Pazar, Şubat 13, 2011

yine mi pazar? yine mi pazar?


pazar günleri insanların nasıl bu kadar enerji dolu olduklarını anlayamıyorum. daha cuma'dan bugün için planlar yapılmaya başlıyor . oraya mı gitsek? buraya mı? nerde kahvaltı etsek? hangi sanat aktivitesine katılsak? "pazar sabahı erken kalkan enerjik baba"yı dahi solluyor en düz adamlar. hatta ileri gidip pazar sabahı 6'da kalkıp yürüyüşe, koşmaya gidenler var. neden? "ben her pazar koşarım. çok sağlıklıyım bebeyim!" diyebilmek için. eğer pazar sabahı yapacağım 1 saatlik koşu ömrümü uzatıcaksa ya da ne bileyim daha sağlıklı olmamı sağlayacaksa bile eksik olsun. öyle sağlıklı olacağıma mezarımda huzur içinde yatayım allahım.

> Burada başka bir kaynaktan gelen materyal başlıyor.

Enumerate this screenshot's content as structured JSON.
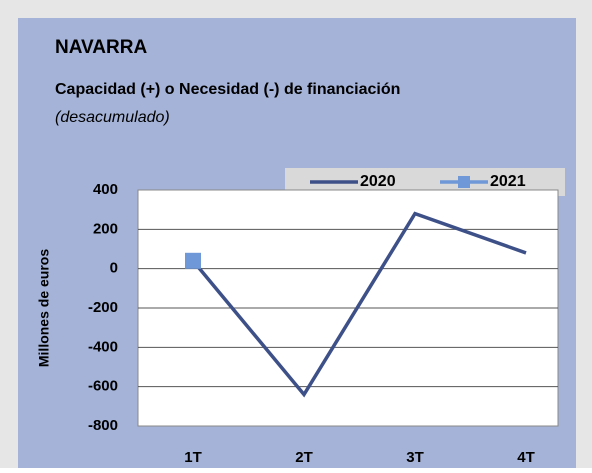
{
  "chart_data": {
    "type": "line",
    "title": "NAVARRA",
    "subtitle": "Capacidad (+) o Necesidad (-) de financiación",
    "note": "(desacumulado)",
    "y_label": "Millones de euros",
    "categories": [
      "1T",
      "2T",
      "3T",
      "4T"
    ],
    "series": [
      {
        "name": "2020",
        "color": "#3d5088",
        "values": [
          40,
          -640,
          280,
          80
        ]
      },
      {
        "name": "2021",
        "color": "#6f98d8",
        "values": [
          40,
          null,
          null,
          null
        ]
      }
    ],
    "ylim": [
      -800,
      400
    ],
    "yticks": [
      -800,
      -600,
      -400,
      -200,
      0,
      200,
      400
    ],
    "grid": true,
    "legend": "top"
  }
}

ben pazar sabahı yataktan çıkmıyorum, çıkamıyorum. paçalarımdan sürükleyerek uyandırmaya çalışıyorlar beni. kendime gelene kadar zaten saat 1-2 oluyor. derken diyorum " aaaa, gün bitmiş, bu saatten sonra kılımı kıpırdatmam, hiç bir yere çıkmam". sonra akşam oluyor. pazar akşamı ne yapılır? buldum. banyo! sırf pazar akşamlarımı doldurmak için bu eski kızılderili alışkanlığını hala sürdürürüm. ve her pazar banyosundan sonra keşke bizimkiler olsa da izlesek diye geçiririm aklımdan. sonra kitap okur, film seyreder ya da ağır ağır oje sürer, bol bol süt içerim. zaten tüm bunları yapınca çok yorulur, yine yatağıma yatarım.

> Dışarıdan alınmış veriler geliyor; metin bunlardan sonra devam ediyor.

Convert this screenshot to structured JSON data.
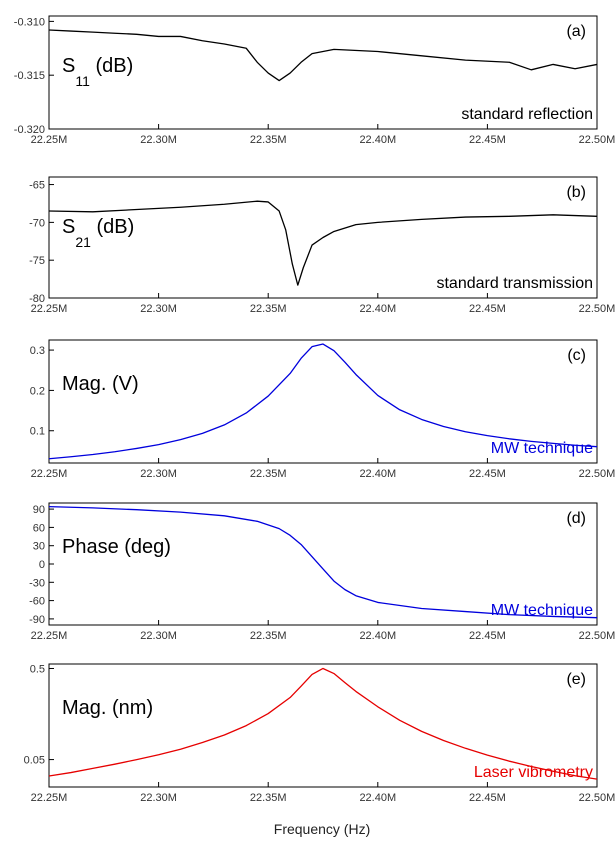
{
  "figure": {
    "xlabel": "Frequency (Hz)",
    "xtick_labels": [
      "22.25M",
      "22.30M",
      "22.35M",
      "22.40M",
      "22.45M",
      "22.50M"
    ]
  },
  "colors": {
    "black": "#000000",
    "blue": "#0000dd",
    "red": "#e60000"
  },
  "chart_data": [
    {
      "type": "line",
      "letter": "(a)",
      "ylabel_main": "S",
      "ylabel_sub": "11",
      "ylabel_unit": " (dB)",
      "annotation": "standard reflection",
      "color": "black",
      "xlim": [
        22.25,
        22.5
      ],
      "ylim": [
        -0.32,
        -0.3095
      ],
      "ytick_values": [
        -0.31,
        -0.315,
        -0.32
      ],
      "ytick_labels": [
        "-0.310",
        "-0.315",
        "-0.320"
      ],
      "points": [
        [
          22.25,
          -0.3108
        ],
        [
          22.26,
          -0.3109
        ],
        [
          22.27,
          -0.311
        ],
        [
          22.28,
          -0.3111
        ],
        [
          22.29,
          -0.3112
        ],
        [
          22.3,
          -0.3114
        ],
        [
          22.31,
          -0.3114
        ],
        [
          22.32,
          -0.3118
        ],
        [
          22.33,
          -0.3121
        ],
        [
          22.34,
          -0.3125
        ],
        [
          22.345,
          -0.3138
        ],
        [
          22.35,
          -0.3148
        ],
        [
          22.355,
          -0.3155
        ],
        [
          22.36,
          -0.3148
        ],
        [
          22.365,
          -0.3138
        ],
        [
          22.37,
          -0.313
        ],
        [
          22.38,
          -0.3126
        ],
        [
          22.4,
          -0.3128
        ],
        [
          22.42,
          -0.3132
        ],
        [
          22.44,
          -0.3136
        ],
        [
          22.46,
          -0.3138
        ],
        [
          22.47,
          -0.3145
        ],
        [
          22.48,
          -0.314
        ],
        [
          22.49,
          -0.3144
        ],
        [
          22.5,
          -0.314
        ]
      ]
    },
    {
      "type": "line",
      "letter": "(b)",
      "ylabel_main": "S",
      "ylabel_sub": "21",
      "ylabel_unit": " (dB)",
      "annotation": "standard transmission",
      "color": "black",
      "xlim": [
        22.25,
        22.5
      ],
      "ylim": [
        -80,
        -64
      ],
      "ytick_values": [
        -65,
        -70,
        -75,
        -80
      ],
      "ytick_labels": [
        "-65",
        "-70",
        "-75",
        "-80"
      ],
      "points": [
        [
          22.25,
          -68.5
        ],
        [
          22.27,
          -68.6
        ],
        [
          22.29,
          -68.3
        ],
        [
          22.31,
          -68.0
        ],
        [
          22.33,
          -67.6
        ],
        [
          22.345,
          -67.2
        ],
        [
          22.35,
          -67.3
        ],
        [
          22.355,
          -68.5
        ],
        [
          22.358,
          -71.0
        ],
        [
          22.361,
          -75.5
        ],
        [
          22.3635,
          -78.3
        ],
        [
          22.366,
          -76.0
        ],
        [
          22.37,
          -73.0
        ],
        [
          22.375,
          -72.0
        ],
        [
          22.38,
          -71.2
        ],
        [
          22.39,
          -70.3
        ],
        [
          22.4,
          -70.0
        ],
        [
          22.42,
          -69.6
        ],
        [
          22.44,
          -69.3
        ],
        [
          22.46,
          -69.2
        ],
        [
          22.48,
          -69.0
        ],
        [
          22.5,
          -69.2
        ]
      ]
    },
    {
      "type": "line",
      "letter": "(c)",
      "ylabel_main": "Mag. (V)",
      "ylabel_sub": "",
      "ylabel_unit": "",
      "annotation": "MW technique",
      "color": "blue",
      "xlim": [
        22.25,
        22.5
      ],
      "ylim": [
        0.02,
        0.325
      ],
      "ytick_values": [
        0.3,
        0.2,
        0.1
      ],
      "ytick_labels": [
        "0.3",
        "0.2",
        "0.1"
      ],
      "points": [
        [
          22.25,
          0.0306
        ],
        [
          22.26,
          0.0355
        ],
        [
          22.27,
          0.041
        ],
        [
          22.28,
          0.0479
        ],
        [
          22.29,
          0.0561
        ],
        [
          22.3,
          0.0655
        ],
        [
          22.31,
          0.0779
        ],
        [
          22.32,
          0.0935
        ],
        [
          22.33,
          0.1145
        ],
        [
          22.34,
          0.144
        ],
        [
          22.35,
          0.186
        ],
        [
          22.36,
          0.242
        ],
        [
          22.365,
          0.2795
        ],
        [
          22.37,
          0.3085
        ],
        [
          22.375,
          0.315
        ],
        [
          22.38,
          0.2985
        ],
        [
          22.385,
          0.27
        ],
        [
          22.39,
          0.2395
        ],
        [
          22.4,
          0.1875
        ],
        [
          22.41,
          0.152
        ],
        [
          22.42,
          0.128
        ],
        [
          22.43,
          0.1105
        ],
        [
          22.44,
          0.0976
        ],
        [
          22.45,
          0.0878
        ],
        [
          22.46,
          0.08
        ],
        [
          22.47,
          0.0737
        ],
        [
          22.48,
          0.0686
        ],
        [
          22.49,
          0.0641
        ],
        [
          22.5,
          0.0605
        ]
      ]
    },
    {
      "type": "line",
      "letter": "(d)",
      "ylabel_main": "Phase (deg)",
      "ylabel_sub": "",
      "ylabel_unit": "",
      "annotation": "MW technique",
      "color": "blue",
      "xlim": [
        22.25,
        22.5
      ],
      "ylim": [
        -100,
        100
      ],
      "ytick_values": [
        90,
        60,
        30,
        0,
        -30,
        -60,
        -90
      ],
      "ytick_labels": [
        "90",
        "60",
        "30",
        "0",
        "-30",
        "-60",
        "-90"
      ],
      "points": [
        [
          22.25,
          94
        ],
        [
          22.27,
          92
        ],
        [
          22.29,
          89
        ],
        [
          22.31,
          85
        ],
        [
          22.33,
          79
        ],
        [
          22.345,
          70
        ],
        [
          22.355,
          58
        ],
        [
          22.36,
          47
        ],
        [
          22.365,
          32
        ],
        [
          22.37,
          12
        ],
        [
          22.375,
          -8
        ],
        [
          22.38,
          -28
        ],
        [
          22.385,
          -42
        ],
        [
          22.39,
          -52
        ],
        [
          22.4,
          -63
        ],
        [
          22.42,
          -73
        ],
        [
          22.44,
          -78
        ],
        [
          22.46,
          -83
        ],
        [
          22.48,
          -86
        ],
        [
          22.5,
          -88
        ]
      ]
    },
    {
      "type": "line",
      "letter": "(e)",
      "ylabel_main": "Mag. (nm)",
      "ylabel_sub": "",
      "ylabel_unit": "",
      "annotation": "Laser vibrometry",
      "color": "red",
      "yscale": "log",
      "xlim": [
        22.25,
        22.5
      ],
      "ylim": [
        0.025,
        0.56
      ],
      "ytick_values": [
        0.5,
        0.05
      ],
      "ytick_labels": [
        "0.5",
        "0.05"
      ],
      "points": [
        [
          22.25,
          0.033
        ],
        [
          22.26,
          0.036
        ],
        [
          22.27,
          0.04
        ],
        [
          22.28,
          0.0445
        ],
        [
          22.29,
          0.05
        ],
        [
          22.3,
          0.0565
        ],
        [
          22.31,
          0.065
        ],
        [
          22.32,
          0.077
        ],
        [
          22.33,
          0.093
        ],
        [
          22.34,
          0.118
        ],
        [
          22.35,
          0.16
        ],
        [
          22.36,
          0.24
        ],
        [
          22.365,
          0.32
        ],
        [
          22.37,
          0.43
        ],
        [
          22.375,
          0.5
        ],
        [
          22.38,
          0.44
        ],
        [
          22.385,
          0.35
        ],
        [
          22.39,
          0.28
        ],
        [
          22.4,
          0.19
        ],
        [
          22.41,
          0.135
        ],
        [
          22.42,
          0.102
        ],
        [
          22.43,
          0.081
        ],
        [
          22.44,
          0.0665
        ],
        [
          22.45,
          0.056
        ],
        [
          22.46,
          0.048
        ],
        [
          22.47,
          0.042
        ],
        [
          22.48,
          0.0372
        ],
        [
          22.49,
          0.0332
        ],
        [
          22.5,
          0.0305
        ]
      ]
    }
  ]
}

tabi belki çalışan bir insan için durum böyle olmayabilir. eğer derse ki "haftanın altı günü evden işe, işten eve yaşıyorum. sadece bir gün tatilim var. onda sosyalliğin dibine vurmak istiyorum ", hak verebilirim belki. gerçi ben o insanın yerinde olsam bu kez hiç çıkmam yataktan. "bütün hafta it gibi çalıştım, bir günde malak gibi yatayım" derim muhtemelen. belki de tüm bunlar kaplumbağa gibi bir insan olmamdan kaynaklanıyordur. neyse.

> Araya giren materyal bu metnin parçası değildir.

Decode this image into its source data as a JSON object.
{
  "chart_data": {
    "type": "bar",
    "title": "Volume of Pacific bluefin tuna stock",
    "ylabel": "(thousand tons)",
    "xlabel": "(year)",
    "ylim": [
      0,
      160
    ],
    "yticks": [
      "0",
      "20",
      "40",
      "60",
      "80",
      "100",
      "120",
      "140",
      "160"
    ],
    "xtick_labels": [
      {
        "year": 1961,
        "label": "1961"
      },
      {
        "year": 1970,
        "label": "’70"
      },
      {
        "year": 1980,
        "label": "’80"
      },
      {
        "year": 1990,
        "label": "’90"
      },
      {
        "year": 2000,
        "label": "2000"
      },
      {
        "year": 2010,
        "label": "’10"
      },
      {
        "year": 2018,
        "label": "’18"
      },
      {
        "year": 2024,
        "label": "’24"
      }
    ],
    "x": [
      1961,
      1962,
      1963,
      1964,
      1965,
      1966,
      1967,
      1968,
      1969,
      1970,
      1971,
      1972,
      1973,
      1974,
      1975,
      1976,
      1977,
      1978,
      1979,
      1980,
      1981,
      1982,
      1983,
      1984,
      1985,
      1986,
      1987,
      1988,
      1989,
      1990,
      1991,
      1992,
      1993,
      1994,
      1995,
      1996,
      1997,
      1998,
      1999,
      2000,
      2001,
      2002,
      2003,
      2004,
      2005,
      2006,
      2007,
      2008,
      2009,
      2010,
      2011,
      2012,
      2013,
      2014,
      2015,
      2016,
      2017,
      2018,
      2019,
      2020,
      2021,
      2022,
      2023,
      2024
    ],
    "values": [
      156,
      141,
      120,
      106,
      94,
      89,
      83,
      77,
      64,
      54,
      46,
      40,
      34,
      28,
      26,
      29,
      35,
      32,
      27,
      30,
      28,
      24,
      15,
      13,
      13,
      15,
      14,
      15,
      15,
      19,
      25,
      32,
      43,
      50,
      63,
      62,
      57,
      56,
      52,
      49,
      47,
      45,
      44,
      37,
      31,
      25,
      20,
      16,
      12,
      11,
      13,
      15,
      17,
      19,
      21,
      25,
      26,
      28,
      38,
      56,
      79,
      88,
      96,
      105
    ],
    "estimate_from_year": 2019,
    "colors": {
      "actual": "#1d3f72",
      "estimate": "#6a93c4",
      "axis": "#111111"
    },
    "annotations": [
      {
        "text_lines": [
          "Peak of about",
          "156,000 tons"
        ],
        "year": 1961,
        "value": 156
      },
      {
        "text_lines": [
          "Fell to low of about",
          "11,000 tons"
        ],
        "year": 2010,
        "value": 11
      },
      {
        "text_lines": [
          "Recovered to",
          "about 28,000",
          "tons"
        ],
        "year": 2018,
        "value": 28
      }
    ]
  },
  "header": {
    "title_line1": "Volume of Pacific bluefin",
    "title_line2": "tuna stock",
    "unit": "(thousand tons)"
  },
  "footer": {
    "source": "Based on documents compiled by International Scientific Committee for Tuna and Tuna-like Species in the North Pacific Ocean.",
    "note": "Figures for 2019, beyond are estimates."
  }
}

son olarak sözüm size pazar insanları. benden uzak durun. yeter bu enerjiniz. yeter bu dünyayı kurtarma hevesiniz. bırakın bütün gün yatayım, bırakın mütamadiyen semireyim. kaplumbağayım. tembel insanım. laubalilikten hoşlanmam. ciddiyeti severim. disipline hayranım.

bıh!

Hiç yorum yok:

Yorum Gönder

naber?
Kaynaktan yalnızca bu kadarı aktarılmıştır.